Leukas’s men sprang into action, and our sails dropped to the deck, our masts came down with a rush and no one was killed. The deck crews grabbed the billowing canvas, trapped it against the deck and sides and began folding it aggressively. The triakonters had the harder job — no real deck crews, less space, no deck or even a good catwalk.

But the sails were gone in the beat of a heart. Even a nervous heart.

Before the way was off us, I had turned my trireme south by west — out to sea, and headed for the deep blue.

We were going to spend a night at sea, in the most dangerous waters in the world. On the positive side, the sun was golden orange and there wasn’t a cloud in the sky.

Against the coastline, our low hulls ought to have been invisible, and we were rowing west and south out into the open ocean. If the enemy saw us, or deduced our course, we’d be caught. On the other hand, we’d know almost immediately when they figured out our ruse because they would have to turn — to tack across the wind, and with their sails up, that would show at quite a distance.

I watched those sails the way a coach watches his runner at the Isthmian Games, or the Olympics. My heart was in my throat. It beat twice as hard and made my gut ache.

On and on we rowed — not at racing speed, either. I knew we were in for a long haul, and the wind was still blowing from east to west. It should have favoured us, but we wanted to go south, and our sails would give us away. Even poor Amphitrite had to row, and she was a pitiful rower.

After an hour, I cast her a tow. My two hundred rowers were her only hope. Otherwise, her twelve oarsmen were going to burst their hearts.

Passing the tow cable used some time. And we rowed some more, and I watched those ships.

And then they all took their sails down.

It was late afternoon by this time. If our plan had worked, then they had ‘followed’ us into the channel between Vecti and Alba. They’d have had to take their sails down, to row east into the channel.

But one ship kept her sails up. And as I watched, that ship tacked across the wind and came down towards us.

I cursed.

Doola came aft.

‘He’s not onto us yet, but the Phoenician trierarch smelled a rat.
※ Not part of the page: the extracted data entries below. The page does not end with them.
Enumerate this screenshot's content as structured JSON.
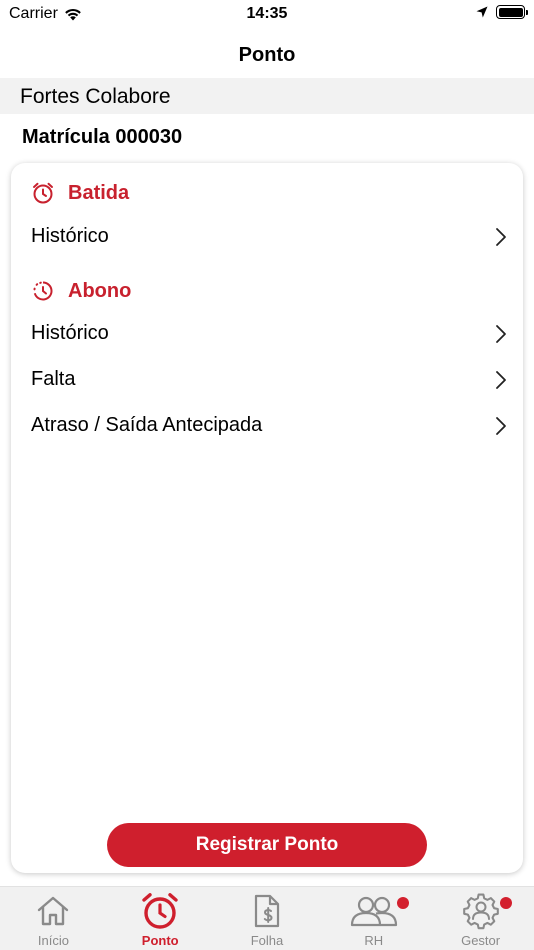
{
  "status_bar": {
    "carrier": "Carrier",
    "time": "14:35"
  },
  "nav": {
    "title": "Ponto"
  },
  "company": {
    "name": "Fortes Colabore"
  },
  "matricula": {
    "label": "Matrícula 000030"
  },
  "sections": {
    "batida": {
      "title": "Batida",
      "items": [
        "Histórico"
      ]
    },
    "abono": {
      "title": "Abono",
      "items": [
        "Histórico",
        "Falta",
        "Atraso / Saída Antecipada"
      ]
    }
  },
  "actions": {
    "registrar_label": "Registrar Ponto"
  },
  "tabs": [
    {
      "label": "Início",
      "icon": "home-icon",
      "active": false,
      "badge": false
    },
    {
      "label": "Ponto",
      "icon": "alarm-clock-icon",
      "active": true,
      "badge": false
    },
    {
      "label": "Folha",
      "icon": "payslip-icon",
      "active": false,
      "badge": false
    },
    {
      "label": "RH",
      "icon": "people-icon",
      "active": false,
      "badge": true
    },
    {
      "label": "Gestor",
      "icon": "gear-person-icon",
      "active": false,
      "badge": true
    }
  ],
  "colors": {
    "accent": "#cf1f2d",
    "tab_inactive": "#8a8a8a",
    "band": "#f2f2f2"
  }
}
He’s sending one ship south, just to have a look.’ I watched him. ‘When he’s hull up to us, then he can see us. We’ll know the moment he catches us: he’ll turn back north and start signalling like mad.’

‘And then what do we do?’ Doola asked.

‘We raise our masts and pray to the immortal gods,’ I said.

It was two hours before he caught us — late enough that we began to hope darkness would creep over the rim of the world and save us. But the gods were not with us, and we saw him suddenly spin about on his oars, and we knew the game was up.

Every one of our ships had his masts laid to, with heavy hawsers already laid to the mastheads. The masts went up; the sails came out like the rapid blossoming of flowers and the oarsmen relaxed with muttered curses. Men rubbed their arms, or each other’s backs, and we ran towards the setting sun at a good clip.

But the moment the sun touched the horizon, I put my helm down and headed south. Due south. The wind had backed a few points, and we were committed, now. And there was no way the Phoenician scout could see us. We should be lost in the dazzle of the setting sun, or the gods hated us.